# Cheerios?



## Rat lover

I'm so sorry if I put this in the wrong forum. I was going to put in in rat health but it was just a question out of curiosity. Can I feed my rats cheerios? I eat them most every morning when I play with my rats. Are honey nut cherries ok too? My ratties sometimes have a few but I want to make sure they are ok for them to eat.


----------



## moonkissed

Yes cheerios are fine. Many feed them in part of a mix even. 

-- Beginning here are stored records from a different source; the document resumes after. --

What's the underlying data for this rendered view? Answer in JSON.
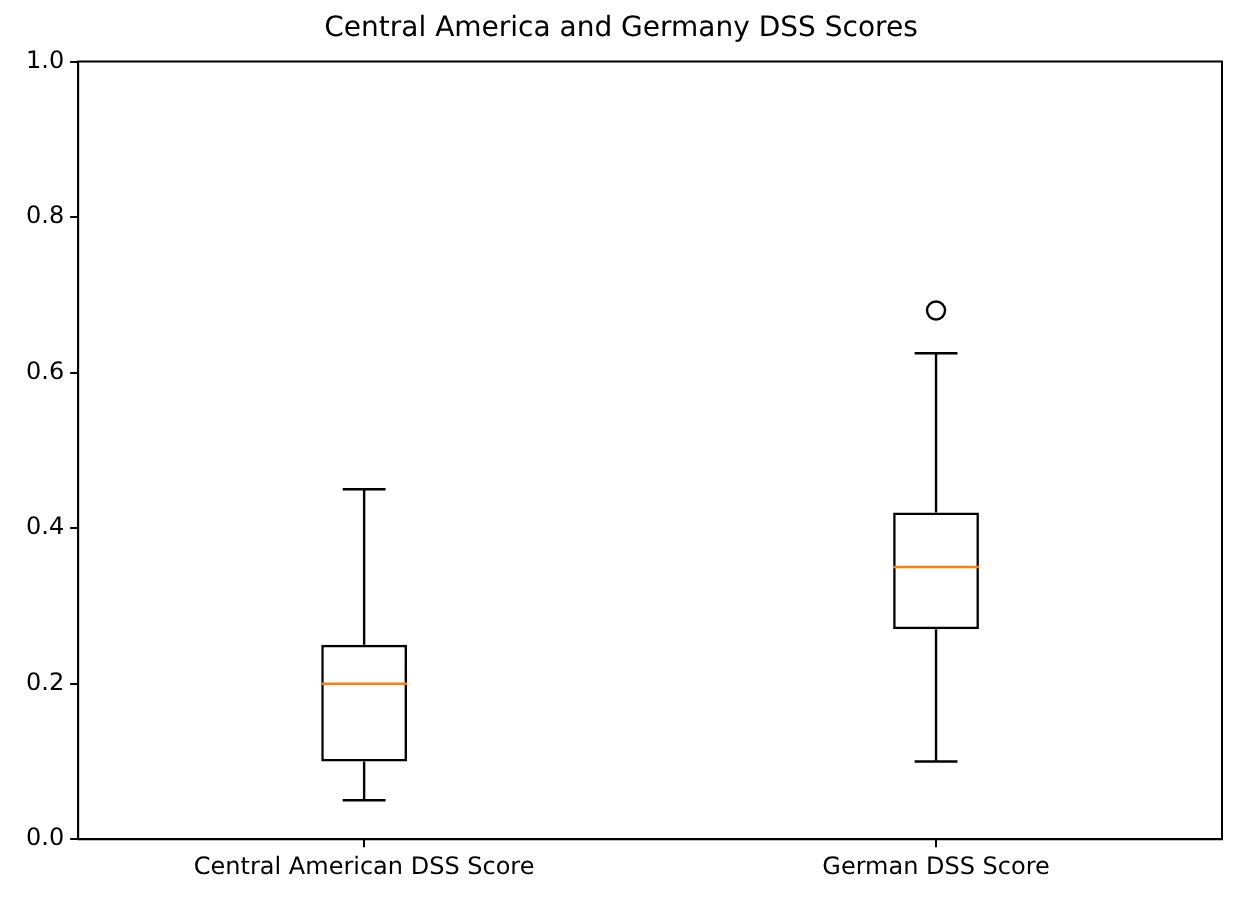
{
  "chart_data": {
    "type": "box",
    "title": "Central America and Germany DSS Scores",
    "categories": [
      "Central American DSS Score",
      "German DSS Score"
    ],
    "boxes": [
      {
        "low": 0.05,
        "q1": 0.1,
        "median": 0.2,
        "q3": 0.25,
        "high": 0.45
      },
      {
        "low": 0.1,
        "q1": 0.27,
        "median": 0.35,
        "q3": 0.42,
        "high": 0.625,
        "outliers": [
          0.68
        ]
      }
    ],
    "ylim": [
      0,
      1
    ],
    "yticks": [
      {
        "value": 0,
        "label": "0.0"
      },
      0.2,
      0.4,
      0.6,
      0.8,
      {
        "value": 1,
        "label": "1.0"
      }
    ],
    "grid": false,
    "legend": false
  }
}
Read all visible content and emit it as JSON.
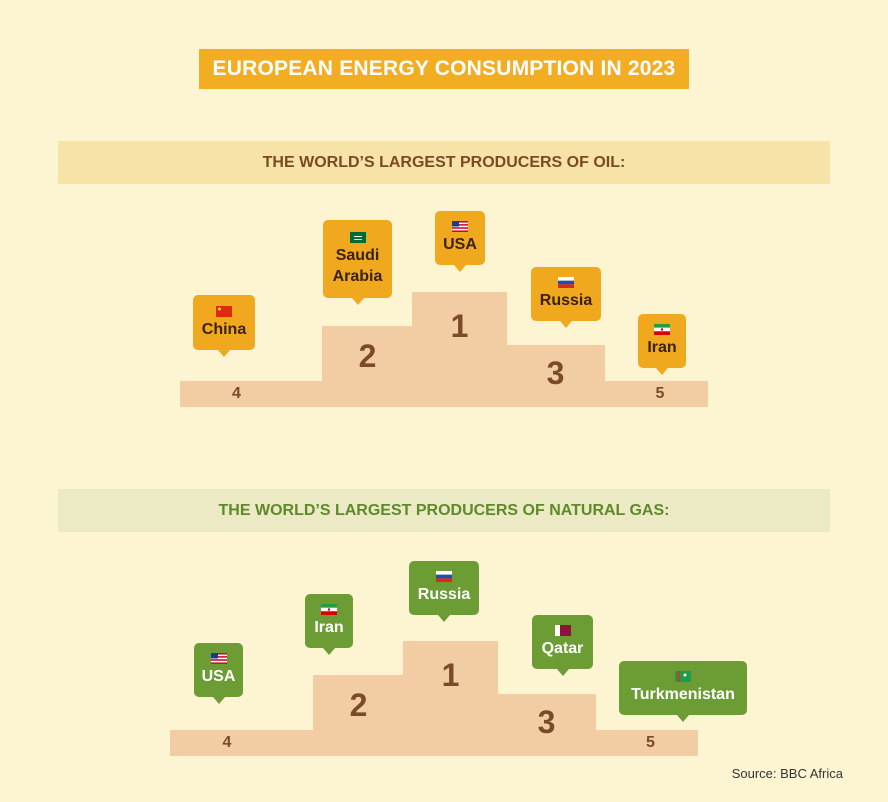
{
  "title": "EUROPEAN ENERGY CONSUMPTION IN 2023",
  "oil": {
    "heading": "THE WORLD’S LARGEST PRODUCERS OF OIL:",
    "ranks": {
      "r1": "1",
      "r2": "2",
      "r3": "3",
      "r4": "4",
      "r5": "5"
    },
    "producers": {
      "first": {
        "line1": "USA",
        "flag": "usa-flag-icon"
      },
      "second": {
        "line1": "Saudi",
        "line2": "Arabia",
        "flag": "saudi-arabia-flag-icon"
      },
      "third": {
        "line1": "Russia",
        "flag": "russia-flag-icon"
      },
      "fourth": {
        "line1": "China",
        "flag": "china-flag-icon"
      },
      "fifth": {
        "line1": "Iran",
        "flag": "iran-flag-icon"
      }
    }
  },
  "gas": {
    "heading": "THE WORLD’S LARGEST PRODUCERS OF NATURAL GAS:",
    "ranks": {
      "r1": "1",
      "r2": "2",
      "r3": "3",
      "r4": "4",
      "r5": "5"
    },
    "producers": {
      "first": {
        "line1": "Russia",
        "flag": "russia-flag-icon"
      },
      "second": {
        "line1": "Iran",
        "flag": "iran-flag-icon"
      },
      "third": {
        "line1": "Qatar",
        "flag": "qatar-flag-icon"
      },
      "fourth": {
        "line1": "USA",
        "flag": "usa-flag-icon"
      },
      "fifth": {
        "line1": "Turkmenistan",
        "flag": "turkmenistan-flag-icon"
      }
    }
  },
  "source": "Source: BBC Africa",
  "colors": {
    "background": "#fdf5d1",
    "accent_orange": "#f3ad23",
    "gas_green": "#6b9d34",
    "podium": "#f2cda4",
    "oil_text": "#7a4a24"
  }
}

The honey nut ones might be ok as a treat once every now and then but kindof high in sugar I would think. I probably would stick to the normal ones or the multi grain ones


----------



## A.ngelF.eathers

Mine go nuts for cheerios. I feed them -both plain and honey nut- as a treat, something for them to snack on between real meals.


----------



## junior_j

Plain or wholegrain ones are best for them but honey nut would be okay for a treat as the others have said. Hugo has cheerios as part of his mix


----------



## Rat lover

Ok thanks so much. My girls love them.


----------



## tabbytoo

Mine think they're crack...but I only let them have the whole grain ones.


----------



## BigBen

Do check the ingredients to see what's listed first. In the old days, sugar used to be the first ingredient of Cheerios, so I am always a little leery of eating it or giving it to pets. I believe that General Mills did change the formula a while back in response to complaints, which is why I advise checking the label.


----------



## Rat lover

Thank you big Ben. I checked it and sugar was NOT the first ingredient. Better safe than sorry though


----------